Die Wirtschaft entwickelt sich in Deutschland eher seitwärts, das zeigt eine langfristige Betrachtung der Konjunkturentwicklung. Manche Gründe sind globaler Natur wie Finanzkrise oder Corona-Pandemie. Viele der Ursachen sind aber hausgemacht und könnten angegangen werden. (Bild: Adobe Stock - dmtz77)

Die Wirtschaft entwickelt sich in Deutschland eher seitwärts, das zeigt eine langfristige Betrachtung der Konjunkturentwicklung. Manche Gründe sind globaler Natur wie Finanzkrise oder Corona-Pandemie. Viele der Ursachen sind aber hausgemacht und könnten angegangen werden. (Bild: Adobe Stock - dmtz77)

Viele Menschen haben den Eindruck, dass die Wirtschaft in Deutschland seit Jahren nicht mehr wirklich vorankommt. Aber ist dieser Eindruck wirklich korrekt und von den Fakten gedeckt? Sieht man sich die Zahlen  an, dann lautet die Antwort: ein bisschen von beidem.
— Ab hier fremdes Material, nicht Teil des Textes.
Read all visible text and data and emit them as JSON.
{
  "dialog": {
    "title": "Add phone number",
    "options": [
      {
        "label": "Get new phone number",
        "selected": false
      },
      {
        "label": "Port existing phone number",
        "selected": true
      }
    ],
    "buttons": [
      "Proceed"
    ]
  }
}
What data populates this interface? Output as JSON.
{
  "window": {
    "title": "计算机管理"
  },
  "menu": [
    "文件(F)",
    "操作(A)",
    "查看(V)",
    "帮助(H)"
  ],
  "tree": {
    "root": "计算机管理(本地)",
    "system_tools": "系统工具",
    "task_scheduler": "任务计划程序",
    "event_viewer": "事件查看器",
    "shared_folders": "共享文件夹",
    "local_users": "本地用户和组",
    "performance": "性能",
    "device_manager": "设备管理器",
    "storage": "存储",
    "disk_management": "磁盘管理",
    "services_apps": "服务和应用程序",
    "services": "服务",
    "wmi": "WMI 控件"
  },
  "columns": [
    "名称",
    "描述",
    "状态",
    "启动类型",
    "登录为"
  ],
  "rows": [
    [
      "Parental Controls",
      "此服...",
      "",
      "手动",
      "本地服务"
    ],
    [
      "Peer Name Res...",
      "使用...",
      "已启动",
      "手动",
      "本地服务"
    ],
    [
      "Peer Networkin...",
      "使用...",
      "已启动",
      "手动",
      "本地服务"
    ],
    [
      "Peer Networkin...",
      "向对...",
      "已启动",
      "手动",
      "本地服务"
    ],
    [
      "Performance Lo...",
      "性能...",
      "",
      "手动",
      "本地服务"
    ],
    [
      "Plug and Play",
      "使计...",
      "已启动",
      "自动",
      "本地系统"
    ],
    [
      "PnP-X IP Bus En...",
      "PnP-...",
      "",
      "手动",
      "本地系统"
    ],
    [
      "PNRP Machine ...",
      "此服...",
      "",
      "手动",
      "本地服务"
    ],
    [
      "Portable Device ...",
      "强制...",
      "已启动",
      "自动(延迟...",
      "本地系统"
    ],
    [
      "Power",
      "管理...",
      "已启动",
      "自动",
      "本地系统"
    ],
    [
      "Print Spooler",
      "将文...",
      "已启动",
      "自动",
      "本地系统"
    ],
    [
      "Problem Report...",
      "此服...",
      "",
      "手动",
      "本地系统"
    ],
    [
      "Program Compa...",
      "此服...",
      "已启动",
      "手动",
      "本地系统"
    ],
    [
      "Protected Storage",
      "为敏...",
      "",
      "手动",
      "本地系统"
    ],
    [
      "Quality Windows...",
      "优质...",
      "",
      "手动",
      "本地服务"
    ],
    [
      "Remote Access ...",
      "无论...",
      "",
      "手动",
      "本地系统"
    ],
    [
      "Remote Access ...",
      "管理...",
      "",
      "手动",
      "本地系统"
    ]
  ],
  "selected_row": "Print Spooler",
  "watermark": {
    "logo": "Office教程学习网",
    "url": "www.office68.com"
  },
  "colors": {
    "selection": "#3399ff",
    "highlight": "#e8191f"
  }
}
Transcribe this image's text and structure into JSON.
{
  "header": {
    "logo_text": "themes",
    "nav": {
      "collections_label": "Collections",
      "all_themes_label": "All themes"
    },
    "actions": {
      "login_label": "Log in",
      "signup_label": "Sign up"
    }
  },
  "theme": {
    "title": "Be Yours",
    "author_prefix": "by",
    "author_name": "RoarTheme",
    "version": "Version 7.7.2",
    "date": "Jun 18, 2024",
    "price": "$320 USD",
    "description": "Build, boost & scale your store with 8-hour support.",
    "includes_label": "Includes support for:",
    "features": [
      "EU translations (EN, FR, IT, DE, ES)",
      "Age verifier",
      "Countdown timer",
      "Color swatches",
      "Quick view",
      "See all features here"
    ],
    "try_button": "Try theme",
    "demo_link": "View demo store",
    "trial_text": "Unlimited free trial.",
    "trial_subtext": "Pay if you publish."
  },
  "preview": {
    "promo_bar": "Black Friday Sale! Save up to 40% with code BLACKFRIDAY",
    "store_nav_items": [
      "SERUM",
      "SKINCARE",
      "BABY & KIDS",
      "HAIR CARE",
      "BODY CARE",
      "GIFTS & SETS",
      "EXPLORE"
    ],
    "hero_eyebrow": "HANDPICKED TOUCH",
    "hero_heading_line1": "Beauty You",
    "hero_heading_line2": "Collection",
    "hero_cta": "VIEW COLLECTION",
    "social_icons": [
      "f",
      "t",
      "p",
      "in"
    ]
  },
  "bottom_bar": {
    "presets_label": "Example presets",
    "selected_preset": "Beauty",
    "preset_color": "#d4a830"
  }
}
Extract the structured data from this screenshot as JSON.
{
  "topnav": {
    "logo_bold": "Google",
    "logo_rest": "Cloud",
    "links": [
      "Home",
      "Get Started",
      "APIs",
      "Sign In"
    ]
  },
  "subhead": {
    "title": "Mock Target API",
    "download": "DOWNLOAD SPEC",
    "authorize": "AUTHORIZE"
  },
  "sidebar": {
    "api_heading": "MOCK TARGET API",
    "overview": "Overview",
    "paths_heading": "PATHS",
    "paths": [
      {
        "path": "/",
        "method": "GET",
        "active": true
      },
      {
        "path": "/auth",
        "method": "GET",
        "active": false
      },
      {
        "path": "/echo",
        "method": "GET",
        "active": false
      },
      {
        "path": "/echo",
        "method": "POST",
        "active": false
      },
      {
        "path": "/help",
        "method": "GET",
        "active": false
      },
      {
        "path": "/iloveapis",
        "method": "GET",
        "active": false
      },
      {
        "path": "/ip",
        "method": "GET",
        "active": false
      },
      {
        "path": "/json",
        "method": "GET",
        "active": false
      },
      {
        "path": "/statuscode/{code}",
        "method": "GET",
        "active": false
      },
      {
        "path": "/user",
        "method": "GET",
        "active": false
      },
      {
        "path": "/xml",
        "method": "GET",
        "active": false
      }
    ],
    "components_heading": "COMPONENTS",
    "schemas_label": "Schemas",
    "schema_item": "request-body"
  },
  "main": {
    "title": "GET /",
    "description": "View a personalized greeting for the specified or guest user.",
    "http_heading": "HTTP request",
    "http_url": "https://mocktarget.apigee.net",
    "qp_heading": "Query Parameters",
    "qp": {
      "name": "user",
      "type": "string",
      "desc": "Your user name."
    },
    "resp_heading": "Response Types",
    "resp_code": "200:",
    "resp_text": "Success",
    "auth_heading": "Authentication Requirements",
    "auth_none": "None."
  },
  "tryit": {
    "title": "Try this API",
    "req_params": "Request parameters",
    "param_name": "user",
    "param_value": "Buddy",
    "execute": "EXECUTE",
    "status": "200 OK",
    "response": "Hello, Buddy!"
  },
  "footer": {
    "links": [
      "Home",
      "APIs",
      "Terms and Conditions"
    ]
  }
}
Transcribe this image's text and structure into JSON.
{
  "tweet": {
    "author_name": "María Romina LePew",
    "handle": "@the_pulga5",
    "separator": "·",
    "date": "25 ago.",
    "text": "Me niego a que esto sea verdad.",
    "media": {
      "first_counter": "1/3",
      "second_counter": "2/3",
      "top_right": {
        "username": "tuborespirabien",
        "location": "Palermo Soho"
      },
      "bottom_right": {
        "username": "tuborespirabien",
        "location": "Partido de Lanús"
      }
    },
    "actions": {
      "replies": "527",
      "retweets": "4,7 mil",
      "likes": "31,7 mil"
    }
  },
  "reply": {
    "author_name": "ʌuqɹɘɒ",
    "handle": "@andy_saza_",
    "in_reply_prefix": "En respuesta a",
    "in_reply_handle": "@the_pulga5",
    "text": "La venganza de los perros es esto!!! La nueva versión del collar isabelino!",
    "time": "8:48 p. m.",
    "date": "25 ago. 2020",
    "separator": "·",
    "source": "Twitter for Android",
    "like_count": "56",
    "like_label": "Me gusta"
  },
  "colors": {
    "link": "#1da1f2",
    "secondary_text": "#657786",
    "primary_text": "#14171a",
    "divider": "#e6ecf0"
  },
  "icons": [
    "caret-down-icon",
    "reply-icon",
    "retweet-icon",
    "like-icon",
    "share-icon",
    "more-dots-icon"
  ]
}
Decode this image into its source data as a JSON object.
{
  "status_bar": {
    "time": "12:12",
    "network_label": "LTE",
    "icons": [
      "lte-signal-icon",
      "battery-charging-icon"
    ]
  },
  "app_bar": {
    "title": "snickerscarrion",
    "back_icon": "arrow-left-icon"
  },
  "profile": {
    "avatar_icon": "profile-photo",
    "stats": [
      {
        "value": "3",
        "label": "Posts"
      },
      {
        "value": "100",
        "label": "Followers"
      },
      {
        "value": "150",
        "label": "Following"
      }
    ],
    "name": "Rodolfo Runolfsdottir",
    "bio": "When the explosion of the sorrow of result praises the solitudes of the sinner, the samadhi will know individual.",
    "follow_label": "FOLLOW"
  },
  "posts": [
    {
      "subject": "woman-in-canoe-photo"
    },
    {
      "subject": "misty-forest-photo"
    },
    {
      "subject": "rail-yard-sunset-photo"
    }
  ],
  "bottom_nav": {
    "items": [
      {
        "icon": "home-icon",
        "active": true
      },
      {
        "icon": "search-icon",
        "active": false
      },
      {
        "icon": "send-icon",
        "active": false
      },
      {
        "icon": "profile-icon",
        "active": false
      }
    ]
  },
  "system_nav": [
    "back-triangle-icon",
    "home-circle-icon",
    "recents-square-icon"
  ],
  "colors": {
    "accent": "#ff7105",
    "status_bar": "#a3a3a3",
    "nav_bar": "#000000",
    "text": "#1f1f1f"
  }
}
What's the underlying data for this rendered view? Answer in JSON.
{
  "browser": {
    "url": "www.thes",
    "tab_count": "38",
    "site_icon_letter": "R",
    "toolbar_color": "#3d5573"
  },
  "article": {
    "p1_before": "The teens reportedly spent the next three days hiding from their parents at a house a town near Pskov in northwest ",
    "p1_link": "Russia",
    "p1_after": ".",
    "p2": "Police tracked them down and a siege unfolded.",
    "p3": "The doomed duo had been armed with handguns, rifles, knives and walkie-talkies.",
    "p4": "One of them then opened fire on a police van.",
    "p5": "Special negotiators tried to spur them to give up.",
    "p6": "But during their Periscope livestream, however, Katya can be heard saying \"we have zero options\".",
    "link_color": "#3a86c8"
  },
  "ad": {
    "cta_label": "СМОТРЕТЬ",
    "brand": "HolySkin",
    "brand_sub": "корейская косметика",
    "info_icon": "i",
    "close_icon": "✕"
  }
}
Betrachtet man den großen Zeitraum zwischen 1950 und 2022, dann ist laut dem Statistischen Bundesamt Destatis die Wirtschaft um durchschnittlich 3,1 Prozent pro Jahr und damit mit einer robusten Rate gewachsen.

Sieht man sich aber den Durchschnitt der letzten beiden Jahrzehnte an, dann ist das Bruttoinlandsprodukt (BIP) tatsächlich nur noch um etwa ein Prozent pro Jahr angestiegen - was den oben erwähnten Eindruck bestätigt.

Die folgende Grafik zeigt die Entwicklung des Wirtschaftswachstums zwischen 1950 und 2022:

Entwicklung des Wirtschaftswachstums zwischen 1950 und 2022
(Bild: Destatis)
Die Grafik zeigt die Bewertung Deutschlands im World Competitiveness Ranking.
Die Grafik zeigt die Bewertung Deutschlands im World Competitiveness Ranking. (Bild: Statista)

Gestützt wird die Einschätzung auch durch Zahlen des "World Competitiveness Ranking", das seit 1989 vom IMD World Competitiveness Center (WCC) veröffentlicht wird. Das IMD – International Institute for Management Development ist eine private Wirtschaftshochschule in Lausanne (Schweiz). Nach den jüngsten Zahlen des WCC ist Deutschland seit 2014 von Platz 6 auf jetzt Platz 22 abgerutscht. Für die Bewertung werden 365 Kriterien aus vier Bereichen herangezogen. Vergleichsweise gut ist die deutsche Platzierung bei Wirtschaftsleistung (Rang 12) und Infrastruktur (14) noch relativ gut da. Ähnliches lässt sich dagegen nicht bei Effizienz der öffentlichen Hand (27) und wirtschaftliche Effizienz (29) sagen.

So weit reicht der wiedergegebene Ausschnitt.